Exilé sur le côté gauche, lors de la rencontre perdue par l’OM sur la pelouse du RB Salzbourg (1-0) en Ligue Europa, Morgan Sanson avait exprimé son mécontentement au terme des 90 minutes. «  Jouer à gauche ? Ce n’est pas mon poste de prédilection, tout le monde le sait. Pour dépanner l’équipe, pas de problème. Mais sur la durée, on verra ça », avait lâché le milieu de 23 ans, d’un ton sec. Une réaction sur laquelle Rudi Garcia est revenu en conférence de presse, cet après-midi. Le coach olympien a tenu à rappeler que ses joueurs ne doivent pas trouver d’excuses lorsqu’ils ne sont pas performants. « On n’avait pas gagné, le quatuor n’avait pas été performant. Pas plus Morgan qu’un autre. C’est un faux débat. Il y a une grande liberté pour les joueurs offensifs quand on a le ballon. Par contre, il y a une grande rigidité défensive quand on n’a pas le ballon. Pour un joueur, c’est bien de ne pas trouver d’excuses à des contre-performances. Je ne parle pas que de Morgan, mais de tout un chacun. S’il est performant à 100% ça va l’auto-convaincre qu’il peut jouer à différents postes, » s’est-il exprimé.

« Il faut que Maxime Lopez se réfugie dans le travail, qu’il soit positif »

Il faut dire que le coach marseillais n’hésite pas à bousculer les codes et à éloigner ses joueurs de leurs postes de prédilection. Cette saison, Rudi Garcia a par exemple décidé de replacer Bouna Sarr au poste de latéral droit, alors qu’il est ailier de formation. Ce dernier avait par exemple remplacé Hiroki Sakai à la pause du match face à Rennes (1-3), alors que le Japonais n’était pas le plus en difficulté. Lors de la lourde défaite olympienne face à Monaco à Louis-II (6-1), il avait également aligné une défense à cinq et décidé de faire évoluer Jordan Amavi un cran plus haut, quasiment milieu gauche. Le coach s’est expliqué sur son choix. « Je fais tout pour mettre les joueurs dans les meilleurs conditions, en me basant sur ce qu’ils pensent eux, afin de les mettre dans les meilleures positions. Il y a aussi ce que je pense moi. Il y a des joueurs que j’ai déplacé, par constat. Tout est possible. L’objectif étant de gagner le match. Si on gagne et qu’on est pas bon on a souvent raison, si l’on perd en jouant bien, ce n’est pas le cas. »

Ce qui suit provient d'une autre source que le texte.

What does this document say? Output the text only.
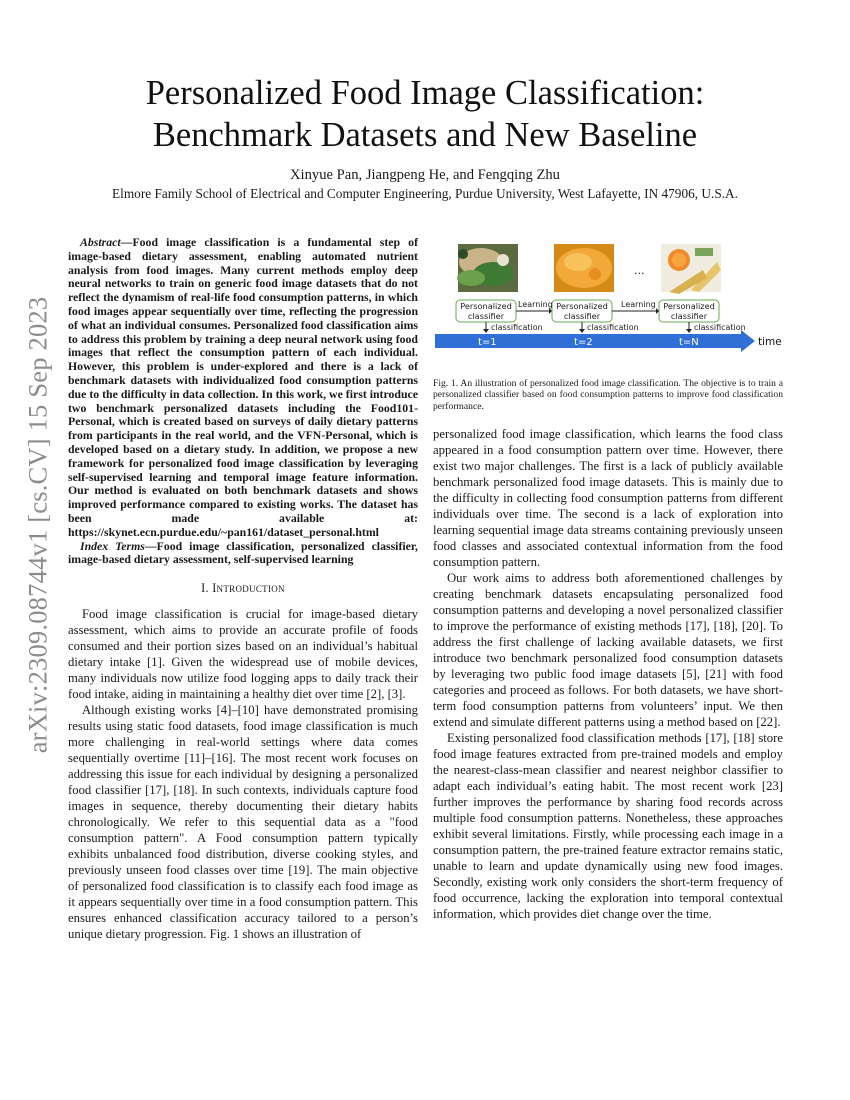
arXiv:2309.08744v1 [cs.CV] 15 Sep 2023
Personalized Food Image Classification:
Benchmark Datasets and New Baseline
Xinyue Pan, Jiangpeng He, and Fengqing Zhu
Elmore Family School of Electrical and Computer Engineering, Purdue University, West Lafayette, IN 47906, U.S.A.

Abstract—Food image classification is a fundamental step of image-based dietary assessment, enabling automated nutrient analysis from food images. Many current methods employ deep neural networks to train on generic food image datasets that do not reflect the dynamism of real-life food consumption patterns, in which food images appear sequentially over time, reflecting the progression of what an individual consumes. Personalized food classification aims to address this problem by training a deep neural network using food images that reflect the consumption pattern of each individual. However, this problem is under-explored and there is a lack of benchmark datasets with individualized food consumption patterns due to the difficulty in data collection. In this work, we first introduce two benchmark personalized datasets including the Food101-Personal, which is created based on surveys of daily dietary patterns from participants in the real world, and the VFN-Personal, which is developed based on a dietary study. In addition, we propose a new framework for personalized food image classification by leveraging self-supervised learning and temporal image feature information. Our method is evaluated on both benchmark datasets and shows improved performance compared to existing works. The dataset has been made available at: https://skynet.ecn.purdue.edu/~pan161/dataset_personal.html

Index Terms—Food image classification, personalized classifier, image-based dietary assessment, self-supervised learning

I. Introduction

Food image classification is crucial for image-based dietary assessment, which aims to provide an accurate profile of foods consumed and their portion sizes based on an individual’s habitual dietary intake [1]. Given the widespread use of mobile devices, many individuals now utilize food logging apps to daily track their food intake, aiding in maintaining a healthy diet over time [2], [3].

Although existing works [4]–[10] have demonstrated promising results using static food datasets, food image classification is much more challenging in real-world settings where data comes sequentially overtime [11]–[16]. The most recent work focuses on addressing this issue for each individual by designing a personalized food classifier [17], [18]. In such contexts, individuals capture food images in sequence, thereby documenting their dietary habits chronologically. We refer to this sequential data as a "food consumption pattern". A Food consumption pattern typically exhibits unbalanced food distribution, diverse cooking styles, and previously unseen food classes over time [19]. The main objective of personalized food classification is to classify each food image as it appears sequentially over time in a food consumption pattern. This ensures enhanced classification accuracy tailored to a person’s unique dietary progression. Fig. 1 shows an illustration of

...
Personalized classifier
Personalized classifier
Personalized classifier
Learning	Learning
classification	classification	classification
t=1	t=2	t=N	time
Fig. 1. An illustration of personalized food image classification. The objective is to train a personalized classifier based on food consumption patterns to improve food classification performance.

personalized food image classification, which learns the food class appeared in a food consumption pattern over time. However, there exist two major challenges. The first is a lack of publicly available benchmark personalized food image datasets. This is mainly due to the difficulty in collecting food consumption patterns from different individuals over time. The second is a lack of exploration into learning sequential image data streams containing previously unseen food classes and associated contextual information from the food consumption pattern.

Our work aims to address both aforementioned challenges by creating benchmark datasets encapsulating personalized food consumption patterns and developing a novel personalized classifier to improve the performance of existing methods [17], [18], [20]. To address the first challenge of lacking available datasets, we first introduce two benchmark personalized food consumption datasets by leveraging two public food image datasets [5], [21] with food categories and proceed as follows. For both datasets, we have short-term food consumption patterns from volunteers’ input. We then extend and simulate different patterns using a method based on [22].

Existing personalized food classification methods [17], [18] store food image features extracted from pre-trained models and employ the nearest-class-mean classifier and nearest neighbor classifier to adapt each individual’s eating habit. The most recent work [23] further improves the performance by sharing food records across multiple food consumption patterns. Nonetheless, these approaches exhibit several limitations. Firstly, while processing each image in a consumption pattern, the pre-trained feature extractor remains static, unable to learn and update dynamically using new food images. Secondly, existing work only considers the short-term frequency of food occurrence, lacking the exploration into temporal contextual information, which provides diet change over the time.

Rudi Garcia en a également profité pour revenir sur le cas Maxime Lopez. Titulaire en début de saison, le milieu de terrain de 19 ans, a ensuite été écarté face à Amiens et Nice. Il est également resté sur le banc face à Toulouse. Une situation qui a fait réagir le joueur, au moment de rejoindre l’Equipe de France Espoir, lors de la trêve internationale. «  Ça fait du bien », avait-il posté sur son compte Twitter. Un soulagement qui avait cependant été très rapidement critiqué par les supporters marseillais. Le coach olympien est revenu sur cette sortie du groupe pro de Maxime Lopez, qu’il ne compte pas abandonner sur le bord de la route. « C’est le collectif qui prime. Maxime c’est moi qui l’ai sorti. Mais il serait sorti tout seul. C’est un gamin que j’aime. Il est pétri de talent. Il reviendra tout seul. C’est dans la logique de progression d’un jeune joueur à qui tout est arrivé vite d’avoir un petit moment de moins bien. Il faut qu’il se réfugie dans la travail, qu’il soit positif. Il va continuer à grandir. Il est assez mature face à ce passage. On l’aide à réfléchir, » a expliqué Garcia, qui ne ferme pas la porte à l’enfant du club.